Money is king for pandemic American honeymooners | Family


After the first year of the pandemic put many nuptials on ice, Americans began to revenge marriage as summer arrived. Even now, couples are still rushing to get married – but with extra care given the latest wave of infection.

If it were any other time, this matrimonial flood would force family and friends to scramble to buy gifts, a prospect made worse this year due to limited supply from retailers and skyrocketing prices.

But there is a silver lining to this altar race that can make it a bit easier for you: all honeymooners seem to want the money.

About 80% of couples on the marriage registry and Zola planning website receive money, according to the company.

Meanwhile, around 30% more cash giveaways were created and delivered through the online platform The Knot between January and July, compared to the same period two years ago, the company said. Honeymoon funds are the most popular request, but couples tired of viruses are also asking for money to pay for romantic dinners, massages, and even fertility treatments.

“The pandemic has caused society at large to rethink its priorities,” said Kristen Maxwell Cooper, vice president of The Knot. A mentality focused on experiences rather than material things “resonates with more and more people.”

COVID-19 has helped accelerate the adoption of cash gifts, which were already growing in popularity as people felt more comfortable asking for cash. After all, Millennials and Gen Z have come of age in the GoFundMe era and therefore are less likely than their elders to view crowdfunding as inappropriate.

There’s also the fact that Americans are getting married older, which often means couples already have enough household items that typically fill out a marriage registry.

Plus, Americans in their 20s and 30s are struggling with growing student loans as salaries do not keep pace with soaring tuition fees for higher education. Finding ways to reduce some of this debt is extremely important for couples hoping to secure a mortgage on favorable terms.

“As we see couples thinking about their financial goals and their future together, they see money as a more attractive and pragmatic option,” said Maxwell Cooper. “They might not need wedding china. They don’t need new leaves. But they have student loan debt.

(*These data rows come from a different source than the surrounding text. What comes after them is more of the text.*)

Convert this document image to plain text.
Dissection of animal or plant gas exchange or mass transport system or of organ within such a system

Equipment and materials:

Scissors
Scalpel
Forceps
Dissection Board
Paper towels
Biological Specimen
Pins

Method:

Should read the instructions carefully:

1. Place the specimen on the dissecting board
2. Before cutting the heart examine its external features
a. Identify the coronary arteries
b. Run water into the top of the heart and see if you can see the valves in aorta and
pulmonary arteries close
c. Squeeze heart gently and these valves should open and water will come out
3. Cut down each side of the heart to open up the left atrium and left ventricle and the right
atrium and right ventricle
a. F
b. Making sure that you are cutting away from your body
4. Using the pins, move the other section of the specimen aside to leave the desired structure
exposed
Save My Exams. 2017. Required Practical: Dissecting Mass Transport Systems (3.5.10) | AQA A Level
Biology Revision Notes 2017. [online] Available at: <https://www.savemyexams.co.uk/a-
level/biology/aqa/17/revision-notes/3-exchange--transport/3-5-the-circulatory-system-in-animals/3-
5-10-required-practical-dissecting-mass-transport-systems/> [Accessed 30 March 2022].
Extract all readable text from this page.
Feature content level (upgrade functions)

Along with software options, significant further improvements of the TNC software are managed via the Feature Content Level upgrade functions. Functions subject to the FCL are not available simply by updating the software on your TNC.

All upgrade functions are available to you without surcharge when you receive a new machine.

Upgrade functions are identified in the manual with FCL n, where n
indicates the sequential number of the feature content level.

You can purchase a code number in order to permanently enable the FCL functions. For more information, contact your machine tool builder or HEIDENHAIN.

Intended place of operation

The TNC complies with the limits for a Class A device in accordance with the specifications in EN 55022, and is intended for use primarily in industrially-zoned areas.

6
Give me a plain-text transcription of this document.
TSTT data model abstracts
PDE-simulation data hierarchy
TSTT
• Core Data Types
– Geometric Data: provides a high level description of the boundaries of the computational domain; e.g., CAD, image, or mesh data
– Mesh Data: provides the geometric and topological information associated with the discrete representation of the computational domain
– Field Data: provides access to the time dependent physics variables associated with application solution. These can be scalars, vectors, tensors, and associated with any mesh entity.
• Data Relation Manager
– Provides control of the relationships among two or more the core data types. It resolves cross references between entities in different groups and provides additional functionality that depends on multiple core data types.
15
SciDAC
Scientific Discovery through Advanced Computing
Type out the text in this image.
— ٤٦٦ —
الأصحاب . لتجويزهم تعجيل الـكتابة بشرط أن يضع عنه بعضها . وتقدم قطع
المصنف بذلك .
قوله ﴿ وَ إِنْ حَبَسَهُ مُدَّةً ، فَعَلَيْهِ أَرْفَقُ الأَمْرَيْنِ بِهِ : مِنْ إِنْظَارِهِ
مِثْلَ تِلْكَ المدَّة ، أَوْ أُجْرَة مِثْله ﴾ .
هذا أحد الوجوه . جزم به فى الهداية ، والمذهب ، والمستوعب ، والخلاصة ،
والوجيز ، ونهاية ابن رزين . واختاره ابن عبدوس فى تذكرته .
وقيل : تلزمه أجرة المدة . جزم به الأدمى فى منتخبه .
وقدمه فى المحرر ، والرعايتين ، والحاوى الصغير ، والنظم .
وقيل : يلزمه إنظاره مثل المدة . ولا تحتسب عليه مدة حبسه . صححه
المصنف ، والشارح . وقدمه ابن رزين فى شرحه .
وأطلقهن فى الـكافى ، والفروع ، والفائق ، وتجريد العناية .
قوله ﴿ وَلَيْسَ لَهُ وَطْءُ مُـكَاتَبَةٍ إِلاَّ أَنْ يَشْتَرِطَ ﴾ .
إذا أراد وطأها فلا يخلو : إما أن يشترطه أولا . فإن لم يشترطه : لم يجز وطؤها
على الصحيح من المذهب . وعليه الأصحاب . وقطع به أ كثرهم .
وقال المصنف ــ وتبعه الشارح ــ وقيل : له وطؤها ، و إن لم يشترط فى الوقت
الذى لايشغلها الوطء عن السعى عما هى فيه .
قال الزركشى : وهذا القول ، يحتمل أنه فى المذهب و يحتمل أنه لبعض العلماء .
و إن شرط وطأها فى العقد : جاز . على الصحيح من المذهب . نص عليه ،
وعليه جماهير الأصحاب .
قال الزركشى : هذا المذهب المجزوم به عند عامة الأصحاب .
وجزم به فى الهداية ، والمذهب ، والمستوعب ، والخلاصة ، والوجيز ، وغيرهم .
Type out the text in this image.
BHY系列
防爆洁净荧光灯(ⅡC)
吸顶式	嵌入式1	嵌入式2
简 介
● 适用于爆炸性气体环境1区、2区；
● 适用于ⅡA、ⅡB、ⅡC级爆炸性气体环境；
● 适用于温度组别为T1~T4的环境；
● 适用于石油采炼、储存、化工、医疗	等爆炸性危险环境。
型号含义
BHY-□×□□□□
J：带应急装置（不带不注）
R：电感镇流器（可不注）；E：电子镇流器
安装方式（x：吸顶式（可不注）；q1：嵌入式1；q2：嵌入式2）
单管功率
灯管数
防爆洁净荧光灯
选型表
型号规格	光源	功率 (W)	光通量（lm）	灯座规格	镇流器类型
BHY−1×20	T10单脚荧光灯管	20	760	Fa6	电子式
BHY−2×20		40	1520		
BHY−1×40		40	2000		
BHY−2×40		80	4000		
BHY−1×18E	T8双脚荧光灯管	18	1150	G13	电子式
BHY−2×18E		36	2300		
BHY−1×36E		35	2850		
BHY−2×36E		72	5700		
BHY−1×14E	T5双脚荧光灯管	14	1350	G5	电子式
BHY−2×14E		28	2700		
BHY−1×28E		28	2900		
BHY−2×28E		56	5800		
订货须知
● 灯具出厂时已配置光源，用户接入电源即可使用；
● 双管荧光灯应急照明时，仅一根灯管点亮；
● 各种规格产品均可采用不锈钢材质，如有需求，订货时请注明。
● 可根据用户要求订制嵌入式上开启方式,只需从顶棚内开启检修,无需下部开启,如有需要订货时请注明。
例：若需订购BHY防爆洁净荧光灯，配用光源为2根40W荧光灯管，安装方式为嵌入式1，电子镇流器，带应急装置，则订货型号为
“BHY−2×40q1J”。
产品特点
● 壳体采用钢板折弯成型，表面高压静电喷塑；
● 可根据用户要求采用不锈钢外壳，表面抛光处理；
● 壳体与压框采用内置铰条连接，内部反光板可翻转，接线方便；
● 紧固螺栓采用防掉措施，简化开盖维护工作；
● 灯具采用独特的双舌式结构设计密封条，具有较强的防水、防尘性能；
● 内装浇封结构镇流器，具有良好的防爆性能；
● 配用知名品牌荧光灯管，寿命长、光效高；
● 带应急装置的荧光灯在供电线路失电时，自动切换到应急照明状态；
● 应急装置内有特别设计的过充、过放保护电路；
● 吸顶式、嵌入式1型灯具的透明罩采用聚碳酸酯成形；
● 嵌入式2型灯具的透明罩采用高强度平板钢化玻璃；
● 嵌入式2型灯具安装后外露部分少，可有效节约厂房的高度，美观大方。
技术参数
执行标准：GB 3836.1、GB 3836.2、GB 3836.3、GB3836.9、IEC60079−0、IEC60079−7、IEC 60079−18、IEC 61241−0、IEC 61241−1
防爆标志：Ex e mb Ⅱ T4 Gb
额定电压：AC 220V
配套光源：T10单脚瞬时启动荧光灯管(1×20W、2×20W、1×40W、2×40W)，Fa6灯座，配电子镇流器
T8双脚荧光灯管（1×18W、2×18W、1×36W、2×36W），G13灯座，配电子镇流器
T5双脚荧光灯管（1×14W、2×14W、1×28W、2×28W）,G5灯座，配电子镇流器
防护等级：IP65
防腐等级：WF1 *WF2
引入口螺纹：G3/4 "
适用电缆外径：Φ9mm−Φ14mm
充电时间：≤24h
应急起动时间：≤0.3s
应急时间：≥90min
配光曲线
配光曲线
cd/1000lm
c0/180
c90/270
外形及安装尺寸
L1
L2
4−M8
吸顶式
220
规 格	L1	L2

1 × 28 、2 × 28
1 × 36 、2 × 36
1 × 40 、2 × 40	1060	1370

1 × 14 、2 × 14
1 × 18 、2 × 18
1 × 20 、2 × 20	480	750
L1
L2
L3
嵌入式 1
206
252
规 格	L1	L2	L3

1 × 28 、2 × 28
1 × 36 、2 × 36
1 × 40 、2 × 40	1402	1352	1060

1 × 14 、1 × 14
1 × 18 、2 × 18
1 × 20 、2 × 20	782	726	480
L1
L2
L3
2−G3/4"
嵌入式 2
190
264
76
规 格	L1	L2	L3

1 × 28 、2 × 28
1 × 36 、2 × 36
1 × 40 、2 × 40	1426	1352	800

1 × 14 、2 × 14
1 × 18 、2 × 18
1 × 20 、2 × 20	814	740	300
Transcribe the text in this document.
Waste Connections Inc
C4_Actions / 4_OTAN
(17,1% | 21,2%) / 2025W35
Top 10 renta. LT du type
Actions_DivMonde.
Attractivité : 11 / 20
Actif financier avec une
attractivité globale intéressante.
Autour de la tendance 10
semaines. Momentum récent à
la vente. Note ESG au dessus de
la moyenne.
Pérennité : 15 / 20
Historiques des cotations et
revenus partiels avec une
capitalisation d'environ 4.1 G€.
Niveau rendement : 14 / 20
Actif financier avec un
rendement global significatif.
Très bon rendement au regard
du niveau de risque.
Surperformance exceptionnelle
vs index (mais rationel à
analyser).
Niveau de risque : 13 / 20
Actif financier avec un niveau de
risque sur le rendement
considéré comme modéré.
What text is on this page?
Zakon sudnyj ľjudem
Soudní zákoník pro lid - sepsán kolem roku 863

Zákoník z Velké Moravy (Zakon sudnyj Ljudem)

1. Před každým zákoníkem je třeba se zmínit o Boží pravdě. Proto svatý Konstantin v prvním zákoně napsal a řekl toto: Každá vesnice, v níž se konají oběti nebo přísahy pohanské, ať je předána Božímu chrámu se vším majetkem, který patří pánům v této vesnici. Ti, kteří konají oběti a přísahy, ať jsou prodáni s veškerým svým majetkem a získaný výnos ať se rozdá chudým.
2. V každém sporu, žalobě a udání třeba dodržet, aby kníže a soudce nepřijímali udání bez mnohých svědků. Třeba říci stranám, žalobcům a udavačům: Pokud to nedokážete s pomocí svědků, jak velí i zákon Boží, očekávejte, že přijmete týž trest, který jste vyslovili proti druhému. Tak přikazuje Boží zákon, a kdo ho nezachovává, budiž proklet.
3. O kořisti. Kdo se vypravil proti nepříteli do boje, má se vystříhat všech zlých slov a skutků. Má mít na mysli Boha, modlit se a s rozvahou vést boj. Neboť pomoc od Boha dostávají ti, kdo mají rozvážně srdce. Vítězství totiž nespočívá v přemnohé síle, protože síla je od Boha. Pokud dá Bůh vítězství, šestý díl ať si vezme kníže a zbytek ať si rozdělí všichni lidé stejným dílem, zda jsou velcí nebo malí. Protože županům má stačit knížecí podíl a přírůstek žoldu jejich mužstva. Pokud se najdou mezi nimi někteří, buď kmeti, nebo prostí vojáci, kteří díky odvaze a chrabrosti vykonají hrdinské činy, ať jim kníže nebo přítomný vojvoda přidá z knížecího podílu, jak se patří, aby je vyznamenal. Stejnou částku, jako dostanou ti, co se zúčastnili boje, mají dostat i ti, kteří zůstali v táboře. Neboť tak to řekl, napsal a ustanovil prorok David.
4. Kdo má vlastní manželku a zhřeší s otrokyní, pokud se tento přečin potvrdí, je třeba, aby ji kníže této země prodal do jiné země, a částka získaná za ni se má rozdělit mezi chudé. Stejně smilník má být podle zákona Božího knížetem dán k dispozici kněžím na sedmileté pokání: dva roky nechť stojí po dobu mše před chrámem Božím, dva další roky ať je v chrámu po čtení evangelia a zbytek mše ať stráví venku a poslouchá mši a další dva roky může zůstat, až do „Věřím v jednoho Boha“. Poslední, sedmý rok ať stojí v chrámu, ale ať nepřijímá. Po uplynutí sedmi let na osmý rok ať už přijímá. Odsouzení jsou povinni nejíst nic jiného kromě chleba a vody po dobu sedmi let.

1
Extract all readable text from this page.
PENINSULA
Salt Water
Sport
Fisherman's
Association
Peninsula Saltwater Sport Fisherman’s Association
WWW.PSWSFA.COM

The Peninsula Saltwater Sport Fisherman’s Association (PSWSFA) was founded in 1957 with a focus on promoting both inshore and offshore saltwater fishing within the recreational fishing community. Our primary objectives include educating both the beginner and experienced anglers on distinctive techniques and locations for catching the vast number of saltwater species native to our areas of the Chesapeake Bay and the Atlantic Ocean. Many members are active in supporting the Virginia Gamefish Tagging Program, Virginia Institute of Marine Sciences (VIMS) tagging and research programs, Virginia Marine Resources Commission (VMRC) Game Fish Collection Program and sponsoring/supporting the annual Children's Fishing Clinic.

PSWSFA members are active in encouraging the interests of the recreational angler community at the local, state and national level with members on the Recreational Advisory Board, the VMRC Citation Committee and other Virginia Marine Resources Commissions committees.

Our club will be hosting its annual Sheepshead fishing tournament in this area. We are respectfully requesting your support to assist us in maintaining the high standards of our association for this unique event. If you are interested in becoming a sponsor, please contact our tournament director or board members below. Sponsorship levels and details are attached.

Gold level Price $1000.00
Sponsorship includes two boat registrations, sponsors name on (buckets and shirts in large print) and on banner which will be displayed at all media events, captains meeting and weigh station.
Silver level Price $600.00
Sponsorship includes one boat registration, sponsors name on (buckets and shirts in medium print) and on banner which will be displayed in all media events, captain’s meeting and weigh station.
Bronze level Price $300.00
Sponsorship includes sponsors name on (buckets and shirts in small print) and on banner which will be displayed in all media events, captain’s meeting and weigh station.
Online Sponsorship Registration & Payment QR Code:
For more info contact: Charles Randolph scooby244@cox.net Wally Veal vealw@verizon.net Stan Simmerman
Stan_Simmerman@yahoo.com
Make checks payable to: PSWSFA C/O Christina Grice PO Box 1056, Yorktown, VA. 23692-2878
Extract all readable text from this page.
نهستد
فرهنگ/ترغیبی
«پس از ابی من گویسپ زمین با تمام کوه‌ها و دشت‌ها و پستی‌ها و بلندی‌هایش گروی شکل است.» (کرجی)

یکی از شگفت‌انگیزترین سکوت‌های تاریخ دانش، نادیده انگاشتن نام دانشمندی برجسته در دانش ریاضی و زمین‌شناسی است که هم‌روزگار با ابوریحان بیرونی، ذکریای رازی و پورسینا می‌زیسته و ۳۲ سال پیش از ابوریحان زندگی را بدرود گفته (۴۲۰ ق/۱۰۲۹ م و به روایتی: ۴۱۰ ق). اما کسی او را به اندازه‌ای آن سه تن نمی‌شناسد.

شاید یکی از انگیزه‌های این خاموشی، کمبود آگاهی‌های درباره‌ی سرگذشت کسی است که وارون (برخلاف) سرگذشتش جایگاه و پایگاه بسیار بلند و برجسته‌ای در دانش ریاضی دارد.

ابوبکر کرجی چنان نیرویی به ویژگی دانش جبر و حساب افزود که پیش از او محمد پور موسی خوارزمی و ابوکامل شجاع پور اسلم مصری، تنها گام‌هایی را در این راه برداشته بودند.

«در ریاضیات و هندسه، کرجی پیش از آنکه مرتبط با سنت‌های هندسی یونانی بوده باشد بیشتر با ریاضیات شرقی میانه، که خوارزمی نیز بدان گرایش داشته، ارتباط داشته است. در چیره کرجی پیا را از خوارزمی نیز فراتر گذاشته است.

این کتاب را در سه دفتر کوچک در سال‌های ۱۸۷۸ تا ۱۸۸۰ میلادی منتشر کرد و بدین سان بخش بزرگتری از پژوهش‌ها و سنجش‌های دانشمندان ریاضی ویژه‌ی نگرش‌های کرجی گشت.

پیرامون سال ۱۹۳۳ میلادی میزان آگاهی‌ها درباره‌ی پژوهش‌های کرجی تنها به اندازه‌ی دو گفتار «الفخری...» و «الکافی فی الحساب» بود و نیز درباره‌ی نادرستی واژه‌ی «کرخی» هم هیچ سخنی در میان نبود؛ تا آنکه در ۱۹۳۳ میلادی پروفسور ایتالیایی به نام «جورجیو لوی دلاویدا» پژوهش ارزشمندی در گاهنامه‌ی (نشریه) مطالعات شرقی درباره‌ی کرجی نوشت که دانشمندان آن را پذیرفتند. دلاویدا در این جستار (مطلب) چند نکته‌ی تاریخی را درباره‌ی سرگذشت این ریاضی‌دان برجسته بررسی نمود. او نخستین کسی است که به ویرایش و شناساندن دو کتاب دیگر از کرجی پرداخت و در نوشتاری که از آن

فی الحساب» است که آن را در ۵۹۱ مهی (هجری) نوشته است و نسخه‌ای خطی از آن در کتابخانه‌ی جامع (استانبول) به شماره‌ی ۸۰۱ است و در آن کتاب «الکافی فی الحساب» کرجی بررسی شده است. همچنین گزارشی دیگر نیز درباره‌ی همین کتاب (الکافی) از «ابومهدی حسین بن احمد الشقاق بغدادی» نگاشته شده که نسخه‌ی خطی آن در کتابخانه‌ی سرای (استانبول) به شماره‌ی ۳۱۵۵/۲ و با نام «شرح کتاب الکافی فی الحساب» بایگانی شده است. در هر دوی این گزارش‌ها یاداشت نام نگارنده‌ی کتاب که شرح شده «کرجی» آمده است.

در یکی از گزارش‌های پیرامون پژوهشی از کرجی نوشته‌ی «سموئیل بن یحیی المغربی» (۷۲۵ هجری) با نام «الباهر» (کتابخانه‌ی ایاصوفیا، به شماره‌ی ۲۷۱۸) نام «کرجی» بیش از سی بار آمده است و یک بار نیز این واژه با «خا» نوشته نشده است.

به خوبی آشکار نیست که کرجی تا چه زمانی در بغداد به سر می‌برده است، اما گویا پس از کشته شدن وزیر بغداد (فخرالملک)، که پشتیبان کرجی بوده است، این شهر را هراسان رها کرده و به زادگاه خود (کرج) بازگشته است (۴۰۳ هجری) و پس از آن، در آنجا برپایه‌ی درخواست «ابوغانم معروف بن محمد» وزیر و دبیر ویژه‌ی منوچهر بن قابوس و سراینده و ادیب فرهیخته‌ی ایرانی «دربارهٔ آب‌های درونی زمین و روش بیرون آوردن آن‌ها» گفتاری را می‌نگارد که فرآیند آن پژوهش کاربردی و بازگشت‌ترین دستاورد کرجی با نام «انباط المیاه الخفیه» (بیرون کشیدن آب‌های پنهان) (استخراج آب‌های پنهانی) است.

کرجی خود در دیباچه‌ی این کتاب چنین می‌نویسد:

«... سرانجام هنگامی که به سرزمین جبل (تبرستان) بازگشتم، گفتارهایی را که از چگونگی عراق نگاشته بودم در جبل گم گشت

Some are using cash gifts to pay for the wedding itself, a trend that was taking shape before anyone heard of the novel coronavirus. In 2019, Jenn and Jillian DeSimone from New York City essentially outsourced their nuptials. Friends and family helped offset the cost of items ranging from a wedding dress to ice cream served for dessert. The couple also created a student loan fund.

The contributions helped pave the way for their first years of marriage. The couple received a total of $ 10,000 in cash donations, about half of which went to student loans, helping Jenn pay off all of her debt. Now they own a house and are expecting a baby.

“We didn’t need anything for our house or for ourselves, so money was the best gift we could get,” Jillian said. “We were so moved by all the support. Much more meaningful than a set of dishes.

As partners retreated during the pandemic, demands for payment for goods and services related to the lockdown proved popular, with couples creating funds for meal delivery kits and home improvement projects. Lowe’s Home Improvement gift cards were among the most requested items on this front, according to the Joy Wedding website.

The newlyweds saw “the importance of making their homes a functional space to work, live and relax,” said Katie Brownstein, director of communications and marketing for Joy.

Overall, wedding guests are receptive to cash registers because gift givers want to make sure their gifts are put to good use, said Elaine Swann, etiquette consultant. This, as any couple married for decades can attest, is not always the case with silver tea sets or margarita machines. However, asking for and giving money involves a delicate social dance.

For starters, couples should consider making the request through an online platform such as a wedding website, Swann said, rather than “tarnishing the image of the physical invitation with a request for money. “. It is also essential to provide an electronic means of submitting the contribution, as securing checks during a receipt can quickly turn into a nightmare.

She also suggests describing a specific amount and purpose for the gift, and sharing why it matters. Swann remembers attending a wedding where the groom was headed to a doctoral program. In this case, a request for his education fund “was well received”.

Emily Forrest, communications director at Zola, echoed Swann’s sentiment. “We’ve found that guests are also more likely to contribute cash funds when a very specific goal is designated,” Forrest said. “So it’s a smart decision all around. “

The average size of cash gifts hovers around $ 150, according to Joy, although the amount decreases when it comes to a destination wedding. No matter the amount, Swann added, “not only will your gift be appreciated, it will be used.”